Diese Seite ist Teil einer Materialiensammlung zum Bildungsplan 2004: Grundlagen der Kompetenzorientierung. Bitte beachten Sie, dass der Bildungsplan fortgeschrieben wurde.

Abitur 2009

Aufgabe: Arbeiten Sie aus M 1 heraus, wie Graf Westarp die Sozialdemokraten beurteilt und welche Forderungen er daraus ableitet. (08 VP)

Textquelle

 

a) sehr gut

Graf Kuno von Westarp charakterisiert die Sozialdemokraten in seiner Reichstagsrede im Januar 1913 als eine Partei, die auf eine gewaltsame Veränderung der bestehenden politischen Verhältnisse abziele.
Graf von Westarp hält die Sozialdemokratie für wenig vertrauensvoll, da sie entgegen ihrer Behauptung eine Revolution wolle (Z. 10f.).

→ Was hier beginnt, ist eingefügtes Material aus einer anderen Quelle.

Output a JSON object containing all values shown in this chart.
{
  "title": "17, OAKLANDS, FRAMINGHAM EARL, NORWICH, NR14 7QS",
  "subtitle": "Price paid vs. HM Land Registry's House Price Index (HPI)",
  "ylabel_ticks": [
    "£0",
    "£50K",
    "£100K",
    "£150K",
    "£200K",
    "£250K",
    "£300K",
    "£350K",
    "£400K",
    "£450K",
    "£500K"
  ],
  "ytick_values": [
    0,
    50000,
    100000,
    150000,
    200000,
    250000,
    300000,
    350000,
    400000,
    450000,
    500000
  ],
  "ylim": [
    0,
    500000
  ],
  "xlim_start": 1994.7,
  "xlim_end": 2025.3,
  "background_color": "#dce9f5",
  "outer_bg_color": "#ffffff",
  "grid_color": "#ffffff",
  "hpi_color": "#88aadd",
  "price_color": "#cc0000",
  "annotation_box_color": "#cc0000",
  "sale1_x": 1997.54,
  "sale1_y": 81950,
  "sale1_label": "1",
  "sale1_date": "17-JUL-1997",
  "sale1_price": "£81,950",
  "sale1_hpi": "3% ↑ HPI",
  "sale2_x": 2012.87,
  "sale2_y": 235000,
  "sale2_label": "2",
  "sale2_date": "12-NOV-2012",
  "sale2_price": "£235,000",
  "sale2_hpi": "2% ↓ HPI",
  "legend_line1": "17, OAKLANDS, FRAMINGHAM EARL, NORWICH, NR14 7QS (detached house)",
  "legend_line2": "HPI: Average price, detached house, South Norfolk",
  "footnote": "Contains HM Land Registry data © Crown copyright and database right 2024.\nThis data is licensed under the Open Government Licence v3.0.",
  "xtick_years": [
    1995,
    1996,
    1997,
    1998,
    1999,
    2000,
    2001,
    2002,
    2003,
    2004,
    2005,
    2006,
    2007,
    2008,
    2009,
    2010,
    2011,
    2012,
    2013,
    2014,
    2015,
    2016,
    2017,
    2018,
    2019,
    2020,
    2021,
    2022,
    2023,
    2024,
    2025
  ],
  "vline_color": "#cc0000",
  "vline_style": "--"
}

Die Sozialdemokratie grenze sich ganz klar von den übrigen Parteien ab und eine Zusammenarbeit sei nicht möglich und auch nicht erwünscht (Z. 2ff.). Wegen der „Staatsgefährlichkeit der Sozialdemokratie“ fordert von Westarp, eine starke und eindeutige Stellung der SPD gegenüber zu beziehen. Zunächst fordert er den Reichskanzler und dessen Vertreter auf, immer daran festzuhalten, dass ein Sozialdemokrat niemals Staatsbeamter sein könne. Ein Beamtenvertrag sei unter anderem ein Treueeid an den König und ein solcher Eid sei mit der Zugehörigkeit zur SPD unvereinbar (Z. 11ff.) Dann richtet Graf von Westarp seine Forderungen an die Behörden des Reiches und der Länder: Auch die Behörden dürften in keinem Falle von diesem Grundsatz abweichen. Andernfalls, befürchtet er, könnte es der SPD gelingen, Sympathie bei der Bevölkerung und im Beamtentum zu erlangen (Z. 19ff.). Zuletzt fordert er die bürgerlichen Parteien und die Reichsgesetzgebungsfaktoren auf, „Schritte gegen die Gewaltherrschaft der Sozialdemokratie“ zu unternehmen (Z. 26). Er fordert also, gesetzlich hart gegen die Sozialdemokratie vorzugehen. Dies sei die Pflicht der bürgerlichen Parteien, denn man könne es nicht länger dulden, dass ein „Staat im Staate mit Gewaltherrschaft“ regiere (Z. 32).
Graf Kuno von Westarp beurteilt die Sozialdemokratie als etwas durchaus Negatives und die kaiserliche Ordnung Gefährdendes. Diese konservative Haltung spiegelt sich nicht nur in der Tatsache, dass er der Fraktionsvorsitzende der Deutsch-Konservativen Partei ist. Mit seiner Forderung, gesetzlich gegen die SPD vorzugehen, steht er in direkter Verbindung mit dem kaisertreuen Bismarck, der die Sozialdemokraten bereit 1878 per Gesetz massiv einschränkte.

Kommentar:
Der Text ist nach Beurteilung und Forderung strukturiert.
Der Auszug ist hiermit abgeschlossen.